Chinese mobile giant Huawei today reported that its revenue rose 40% in the first half of the year.
The world’s third-largest smartphone manufacturer, behind only Samsung and Apple reported H1 sales of 245.5bn yuan (£27.97bn), up from from 175.9bn yuan in the year-ago period. The firm did not disclose its net profit. Operating margin shrank to 12%, down from 18% a year ago, which it said was due to increased investment in the business.
Earlier in the year, the privately held company set a revenue target of $75 billion for 2016.
"We achieved steady growth across all three of our business groups, thanks to a well-balanced global presence and an unwavering focus on our pipe strategy," said Sabrina Meng, Huawei's chief financial officer in a very brief statement. "We are confident that Huawei will maintain its current momentum, and round out the full year in a positive financial position backed by sound ongoing operations."
Huawei forged its name in the world of telecoms infrastructure, and competes with Ericsson as a world leader in the space, but has more recently enjoyed success in the low-mid range smartphone market. The firm is locked in a fierce battle with rival Xiaomi, a low-cost online only manufacturer.

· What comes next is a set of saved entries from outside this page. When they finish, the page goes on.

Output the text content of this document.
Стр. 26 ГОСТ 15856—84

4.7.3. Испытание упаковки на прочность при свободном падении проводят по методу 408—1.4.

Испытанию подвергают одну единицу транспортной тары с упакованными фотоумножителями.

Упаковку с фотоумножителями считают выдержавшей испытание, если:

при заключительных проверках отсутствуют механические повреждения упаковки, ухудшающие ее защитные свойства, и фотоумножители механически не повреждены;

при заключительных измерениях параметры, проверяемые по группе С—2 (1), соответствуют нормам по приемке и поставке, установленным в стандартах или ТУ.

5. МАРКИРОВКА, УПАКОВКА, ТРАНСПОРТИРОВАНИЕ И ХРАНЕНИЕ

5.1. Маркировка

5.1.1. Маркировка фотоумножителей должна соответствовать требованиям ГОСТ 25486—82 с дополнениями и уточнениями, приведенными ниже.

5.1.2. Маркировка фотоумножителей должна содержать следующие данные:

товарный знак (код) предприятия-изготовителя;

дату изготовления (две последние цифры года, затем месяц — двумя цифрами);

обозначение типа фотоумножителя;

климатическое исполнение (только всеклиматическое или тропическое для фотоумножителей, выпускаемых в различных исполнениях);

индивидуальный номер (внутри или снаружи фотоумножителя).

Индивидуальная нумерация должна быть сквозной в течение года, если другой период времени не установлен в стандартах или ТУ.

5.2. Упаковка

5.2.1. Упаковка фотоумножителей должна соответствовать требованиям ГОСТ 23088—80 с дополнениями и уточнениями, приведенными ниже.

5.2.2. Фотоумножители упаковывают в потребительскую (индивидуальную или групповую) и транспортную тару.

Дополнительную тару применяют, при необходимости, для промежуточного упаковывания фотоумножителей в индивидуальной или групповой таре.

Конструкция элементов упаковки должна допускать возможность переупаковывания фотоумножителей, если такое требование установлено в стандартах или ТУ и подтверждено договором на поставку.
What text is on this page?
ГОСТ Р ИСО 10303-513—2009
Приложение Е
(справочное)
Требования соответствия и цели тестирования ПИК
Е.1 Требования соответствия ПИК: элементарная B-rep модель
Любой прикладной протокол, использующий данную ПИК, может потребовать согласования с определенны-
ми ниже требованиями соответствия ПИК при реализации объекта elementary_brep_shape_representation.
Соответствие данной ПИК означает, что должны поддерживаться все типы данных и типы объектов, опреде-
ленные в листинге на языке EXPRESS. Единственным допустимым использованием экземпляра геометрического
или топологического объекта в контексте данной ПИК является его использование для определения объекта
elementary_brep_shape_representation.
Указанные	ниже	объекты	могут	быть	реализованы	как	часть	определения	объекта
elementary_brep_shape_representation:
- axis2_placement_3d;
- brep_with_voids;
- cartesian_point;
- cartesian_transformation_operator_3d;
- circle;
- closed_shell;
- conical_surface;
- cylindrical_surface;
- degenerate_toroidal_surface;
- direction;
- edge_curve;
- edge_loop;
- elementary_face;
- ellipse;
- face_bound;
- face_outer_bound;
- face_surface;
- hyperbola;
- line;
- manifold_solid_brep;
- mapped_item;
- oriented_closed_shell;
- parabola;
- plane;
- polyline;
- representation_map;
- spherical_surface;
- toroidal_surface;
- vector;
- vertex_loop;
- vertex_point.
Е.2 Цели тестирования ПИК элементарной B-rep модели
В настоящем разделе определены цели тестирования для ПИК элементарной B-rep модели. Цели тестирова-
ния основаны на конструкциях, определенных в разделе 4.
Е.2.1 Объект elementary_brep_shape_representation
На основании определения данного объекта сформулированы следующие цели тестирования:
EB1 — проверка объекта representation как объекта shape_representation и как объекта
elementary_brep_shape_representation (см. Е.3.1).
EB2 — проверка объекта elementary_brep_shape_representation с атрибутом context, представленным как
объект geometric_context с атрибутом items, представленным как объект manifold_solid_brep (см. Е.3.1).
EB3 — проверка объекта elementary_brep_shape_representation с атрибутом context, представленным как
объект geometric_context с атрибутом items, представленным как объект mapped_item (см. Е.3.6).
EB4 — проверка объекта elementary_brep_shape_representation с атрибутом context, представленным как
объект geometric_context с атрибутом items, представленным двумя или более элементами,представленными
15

According to research from Strategy Analytics, Huawei increased its shipments from 11.2 million to 16.6 million in Q1 2016, compared to the same period last year, giving it a 15.8% share of the market.

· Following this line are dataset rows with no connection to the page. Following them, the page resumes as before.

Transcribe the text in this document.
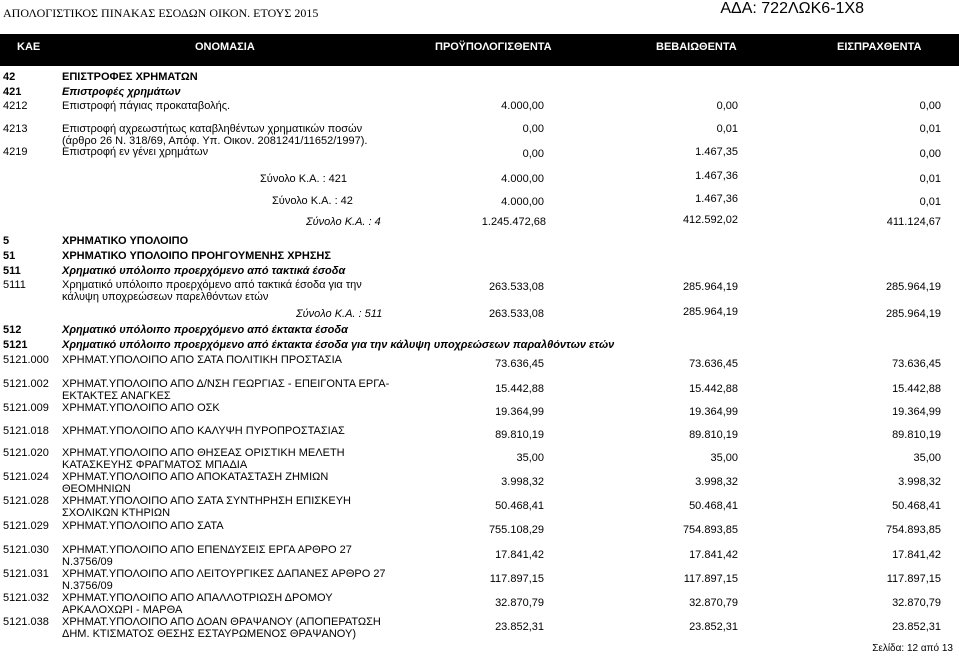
ΑΠΟΛΟΓΙΣΤΙΚΟΣ ΠΙΝΑΚΑΣ ΕΣΟΔΩΝ ΟΙΚΟΝ. ΕΤΟΥΣ 2015	ΑΔΑ: 722ΛΩΚ6-1Χ8
ΚΑΕ	ΟΝΟΜΑΣΙΑ	ΠΡΟΫΠΟΛΟΓΙΣΘΕΝΤΑ	ΒΕΒΑΙΩΘΕΝΤΑ	ΕΙΣΠΡΑΧΘΕΝΤΑ
42	ΕΠΙΣΤΡΟΦΕΣ ΧΡΗΜΑΤΩΝ
421	Επιστροφές χρημάτων
4212	Επιστροφή πάγιας προκαταβολής.	4.000,00	0,00	0,00
4213	Επιστροφή αχρεωστήτως καταβληθέντων χρηματικών ποσών
(άρθρο 26 Ν. 318/69, Απόφ. Υπ. Οικον. 2081241/11652/1997).
0,00	0,01	0,01
4219	Επιστροφή εν γένει χρημάτων	0,00	1.467,35	0,00
Σύνολο Κ.Α. : 421	4.000,00	1.467,36	0,01
Σύνολο Κ.Α. : 42	4.000,00	1.467,36	0,01
Σύνολο Κ.Α. : 4	1.245.472,68	412.592,02	411.124,67
5	ΧΡΗΜΑΤΙΚΟ ΥΠΟΛΟΙΠΟ
51	ΧΡΗΜΑΤΙΚΟ ΥΠΟΛΟΙΠΟ ΠΡΟΗΓΟΥΜΕΝΗΣ ΧΡΗΣΗΣ
511	Χρηματικό υπόλοιπο προερχόμενο από τακτικά έσοδα
5111	Χρηματικό υπόλοιπο προερχόμενο από τακτικά έσοδα για την
κάλυψη υποχρεώσεων παρελθόντων ετών
263.533,08	285.964,19	285.964,19
Σύνολο Κ.Α. : 511	263.533,08	285.964,19	285.964,19
512	Χρηματικό υπόλοιπο προερχόμενο από έκτακτα έσοδα
5121	Χρηματικό υπόλοιπο προερχόμενο από έκτακτα έσοδα για την κάλυψη υποχρεώσεων παραλθόντων ετών
5121.000 ΧΡΗΜΑΤ.ΥΠΟΛΟΙΠΟ ΑΠΟ ΣΑΤΑ ΠΟΛΙΤΙΚΗ ΠΡΟΣΤΑΣΙΑ	73.636,45	73.636,45	73.636,45
5121.002 ΧΡΗΜΑΤ.ΥΠΟΛΟΙΠΟ ΑΠΟ Δ/ΝΣΗ ΓΕΩΡΓΙΑΣ - ΕΠΕΙΓΟΝΤΑ ΕΡΓΑ-
ΕΚΤΑΚΤΕΣ ΑΝΑΓΚΕΣ
15.442,88	15.442,88	15.442,88
5121.009 ΧΡΗΜΑΤ.ΥΠΟΛΟΙΠΟ ΑΠΟ ΟΣΚ	19.364,99	19.364,99	19.364,99
5121.018 ΧΡΗΜΑΤ.ΥΠΟΛΟΙΠΟ ΑΠΟ ΚΑΛΥΨΗ ΠΥΡΟΠΡΟΣΤΑΣΙΑΣ	89.810,19	89.810,19	89.810,19
5121.020 ΧΡΗΜΑΤ.ΥΠΟΛΟΙΠΟ ΑΠΟ ΘΗΣΕΑΣ ΟΡΙΣΤΙΚΗ ΜΕΛΕΤΗ
ΚΑΤΑΣΚΕΥΗΣ ΦΡΑΓΜΑΤΟΣ ΜΠΑΔΙΑ
35,00	35,00	35,00
5121.024 ΧΡΗΜΑΤ.ΥΠΟΛΟΙΠΟ ΑΠΟ ΑΠΟΚΑΤΑΣΤΑΣΗ ΖΗΜΙΩΝ
ΘΕΟΜΗΝΙΩΝ
3.998,32	3.998,32	3.998,32
5121.028 ΧΡΗΜΑΤ.ΥΠΟΛΟΙΠΟ ΑΠΟ ΣΑΤΑ ΣΥΝΤΗΡΗΣΗ ΕΠΙΣΚΕΥΗ
ΣΧΟΛΙΚΩΝ ΚΤΗΡΙΩΝ
50.468,41	50.468,41	50.468,41
5121.029 ΧΡΗΜΑΤ.ΥΠΟΛΟΙΠΟ ΑΠΟ ΣΑΤΑ	755.108,29	754.893,85	754.893,85
5121.030 ΧΡΗΜΑΤ.ΥΠΟΛΟΙΠΟ ΑΠΟ ΕΠΕΝΔΥΣΕΙΣ ΕΡΓΑ ΑΡΘΡΟ 27
Ν.3756/09
17.841,42	17.841,42	17.841,42
5121.031 ΧΡΗΜΑΤ.ΥΠΟΛΟΙΠΟ ΑΠΟ ΛΕΙΤΟΥΡΓΙΚΕΣ ΔΑΠΑΝΕΣ ΑΡΘΡΟ 27
Ν.3756/09
117.897,15	117.897,15	117.897,15
5121.032 ΧΡΗΜΑΤ.ΥΠΟΛΟΙΠΟ ΑΠΟ ΑΠΑΛΛΟΤΡΙΩΣΗ ΔΡΟΜΟΥ
ΑΡΚΑΛΟΧΩΡΙ - ΜΑΡΘΑ
32.870,79	32.870,79	32.870,79
5121.038 ΧΡΗΜΑΤ.ΥΠΟΛΟΙΠΟ ΑΠΟ ΔΟΑΝ ΘΡΑΨΑΝΟΥ (ΑΠΟΠΕΡΑΤΩΣΗ
ΔΗΜ. ΚΤΙΣΜΑΤΟΣ ΘΕΣΗΣ ΕΣΤΑΥΡΩΜΕΝΟΣ ΘΡΑΨΑΝΟΥ)
23.852,31	23.852,31	23.852,31
Σελίδα: 12 από 13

While the company’s domestic market is where the bulk of its revenues come from, Huawei is also enjoying success in EMEA, Latin America and beyond.
The firm continues to struggle in the US, following a congressional report which alleged that the Chinese government may be using Huawei’s telecoms equipment to spy on US companies. Huawei has denied the allegations of backdoors in its equipment.